Yapılan açıklamada nöbetçi savcının tutumunun kabul edilemez olduğu, avukatlık mesleğinin engellenmesinin ayını zamanda vatandaşın hak arama hürriyetini de engellediği belirtildi.
Dersim Barosu yaşanan şiddet olayına ilişkin yaptığı açıklamada “Baromuz Üyesi Kadın Meslektaşımız 27/07/2020 günü saat 14:00 sıralarında İlimiz Adliyesi’ne giderek, ilgisi bulunmayan bir soruşturma kapsamında gece vakti kapısı kırılıp evine girildiğini belirten müvekkili için başvuruda bulunmak amacıyla, durumun hassaslığından ötürü Nöbetçi Savcı ile görüşme talebini bildirmiş ve yaklaşık bir saat savcının kapısında bekletilmiş, beklemeye rağmen görüşemeyince kapısını çalarak görüşmek istediğini ifade etmiş ve cevaben savcının sesini yükselterek elini kaldırarak saygı sınırını aşan hakaretamiz ithamlarına maruz kalmıştır. Kadın meslektaşımızın ısrarla kendisine ‘savcı bey, siz’ şeklinde hitap etmesine rağmen ‘Sen’ diyerek yüksek bir ses tonuyla azarlarcasına konuşması ve meslektaşımızı odasından kovarak çıkarması bir kamu görevi olan avukatlık mesleğinin ifa edilmesini ve dolayısıyla vatandaşın hak arama hürriyetini de kısıtlar niteliktedir.”

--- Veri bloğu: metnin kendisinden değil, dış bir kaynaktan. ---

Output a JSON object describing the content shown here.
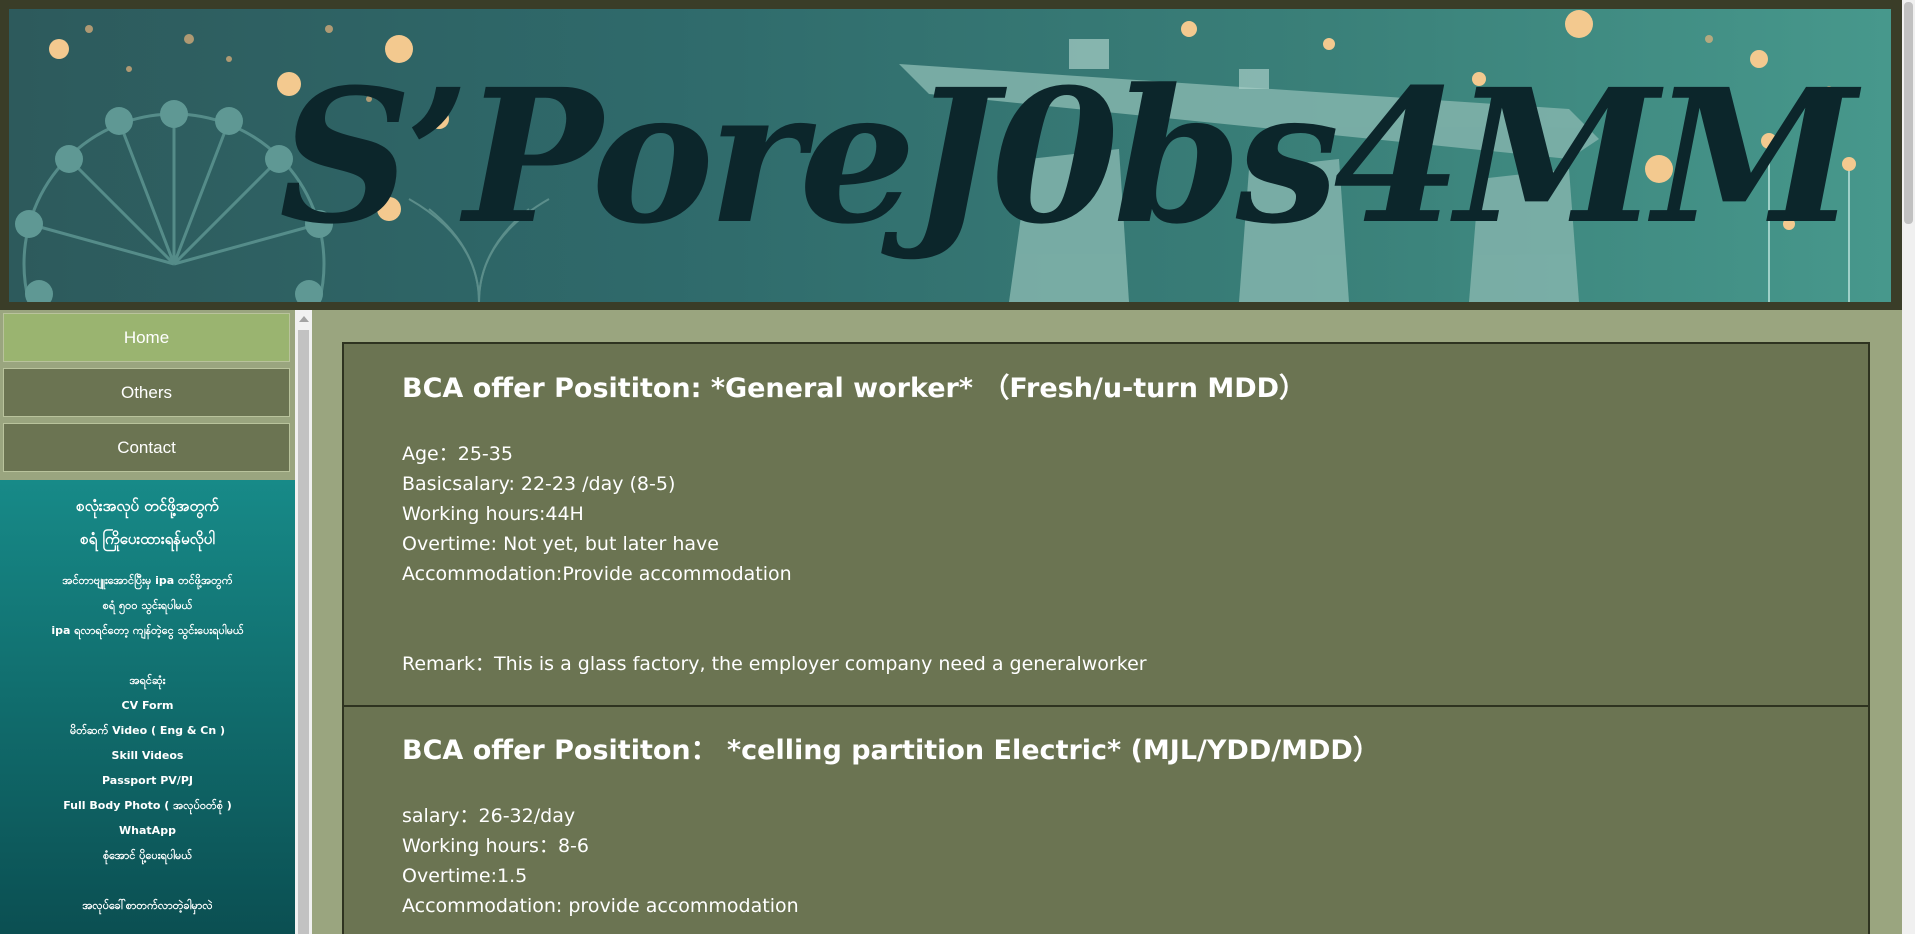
{
  "header": {
    "logo_text": "S’PoreJ0bs4MM"
  },
  "nav": {
    "items": [
      {
        "label": "Home",
        "active": true
      },
      {
        "label": "Others",
        "active": false
      },
      {
        "label": "Contact",
        "active": false
      }
    ]
  },
  "sidebar_info": {
    "heading_lines": [
      "စလုံးအလုပ် တင်ဖို့အတွက်",
      "စရံ ကြိုပေးထားရန်မလိုပါ"
    ],
    "intro_lines": [
      "အင်တာဗျူးအောင်ပြီးမှ ipa တင်ဖို့အတွက်",
      "စရံ ၅၀၀ သွင်းရပါမယ်",
      "ipa ရလာရင်တော့ ကျန်တဲ့ငွေ သွင်းပေးရပါမယ်"
    ],
    "requirements_title": "အရင်ဆုံး",
    "requirements": [
      "CV Form",
      "မိတ်ဆက် Video ( Eng & Cn )",
      "Skill Videos",
      "Passport PV/PJ",
      "Full Body Photo ( အလုပ်ဝတ်စုံ )",
      "WhatApp",
      "စုံအောင် ပို့ပေးရပါမယ်"
    ],
    "footer_line": "အလုပ်ခေါ်စာတက်လာတဲ့ခါမှာလဲ"
  },
  "posts": [
    {
      "title": "BCA offer Posititon: *General worker*  （Fresh/u-turn MDD）",
      "details": [
        "Age：25-35",
        "Basicsalary: 22-23 /day (8-5)",
        "Working hours:44H",
        "Overtime: Not yet, but later have",
        "Accommodation:Provide accommodation"
      ],
      "remark": "Remark：This is a glass factory, the employer company need a generalworker"
    },
    {
      "title": "BCA offer Posititon： *celling partition Electric* (MJL/YDD/MDD）",
      "details": [
        "salary：26-32/day",
        "Working hours：8-6",
        "Overtime:1.5",
        "Accommodation: provide accommodation"
      ]
    }
  ],
  "colors": {
    "page_bg": "#9aa57f",
    "nav_bg": "#6b7452",
    "nav_active": "#9ab470",
    "panel_teal": "#178a88",
    "content_bg": "#6b7452",
    "logo_text": "#0c262b"
  }
}
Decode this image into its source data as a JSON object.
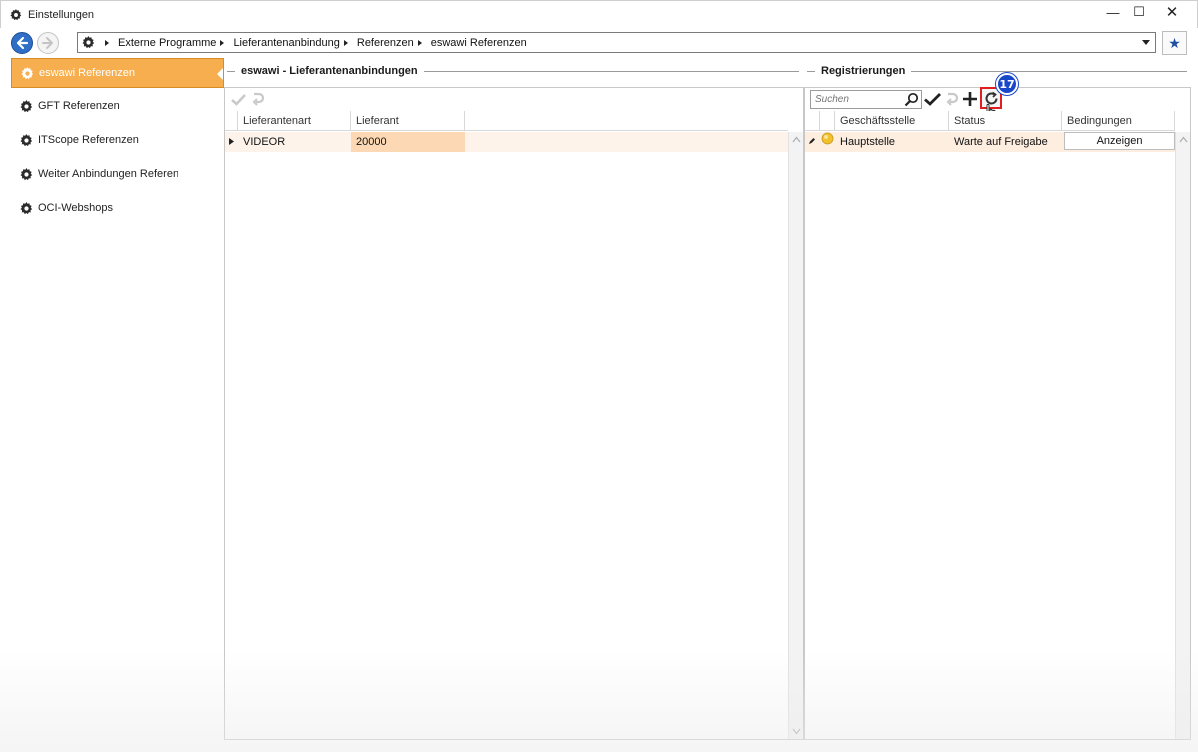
{
  "window": {
    "title": "Einstellungen",
    "controls": {
      "minimize": "—",
      "maximize": "☐",
      "close": "✕"
    }
  },
  "breadcrumb": [
    "Externe Programme",
    "Lieferantenanbindung",
    "Referenzen",
    "eswawi Referenzen"
  ],
  "sidebar": {
    "items": [
      {
        "label": "eswawi Referenzen",
        "active": true
      },
      {
        "label": "GFT Referenzen",
        "active": false
      },
      {
        "label": "ITScope Referenzen",
        "active": false
      },
      {
        "label": "Weiter Anbindungen Referenzen",
        "active": false
      },
      {
        "label": "OCI-Webshops",
        "active": false
      }
    ]
  },
  "left_panel": {
    "title": "eswawi - Lieferantenanbindungen",
    "columns": [
      "Lieferantenart",
      "Lieferant"
    ],
    "rows": [
      {
        "lieferantenart": "VIDEOR",
        "lieferant": "20000"
      }
    ]
  },
  "right_panel": {
    "title": "Registrierungen",
    "search": {
      "placeholder": "Suchen",
      "value": ""
    },
    "step_badge": "17",
    "columns": [
      "Geschäftsstelle",
      "Status",
      "Bedingungen"
    ],
    "rows": [
      {
        "geschaeftsstelle": "Hauptstelle",
        "status": "Warte auf Freigabe",
        "bedingungen": "Anzeigen"
      }
    ]
  },
  "colors": {
    "accent_orange": "#f6ae4e",
    "selected_row": "#fdeee0",
    "nav_blue": "#2f6fc7",
    "badge_blue": "#1947c9",
    "highlight_red": "#e02020"
  },
  "icons": [
    "gear-icon",
    "back-arrow-icon",
    "forward-arrow-icon",
    "star-icon",
    "checkmark-icon",
    "undo-icon",
    "plus-icon",
    "refresh-icon",
    "search-icon",
    "row-indicator-icon",
    "edit-pen-icon",
    "status-dot-icon"
  ]
}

“Nöbetçi savcının ferdi tutumunun bir adım ötesi, fiziksel şiddete başvurmaktır. Asla kabul edilemez” denilen açıklamada şunlar kaydedildi:
“Avukatlığın mahiyeti: Avukatlık, kamu hizmeti ve serbest bir meslektir. Avukat, yargının kurucu unsurlarından olan bağımsız savunmayı serbestçe ve özgürce temsil eder. Avukatlığın amacı; hukuki münasebetlerin düzenlenmesini, her türlü hukuki mesele ve anlaşmazlıkların adalet ve hakkaniyete uygun olarak çözümlenmesini ve hukuk kurallarının tam olarak uygulanmasını her derecede yargı organları, hakemler, resmi ve özel kişi, kurul ve kurumlar nezdinde sağlamaktır.
Biz Dersim Barosu yönetimi olarak; mesleğimizin şerefi, onuru ve saygınlığına yönelik bu tür tutumları kabul edilemez bulduğumuzu ifade ediyoruz. ‘Avukatlar tarih boyunca köle kullanmadılar, fakat efendileri de olmadı’ düsturuyla, vatandaşın hak arama hürriyetinin güvencesi olan mesleğimize ve meslektaşlarımıza yönelik bu fevri davranışların ve sözlerin yargı camiasında yeri olmadığını kamuoyuna bildiririz.”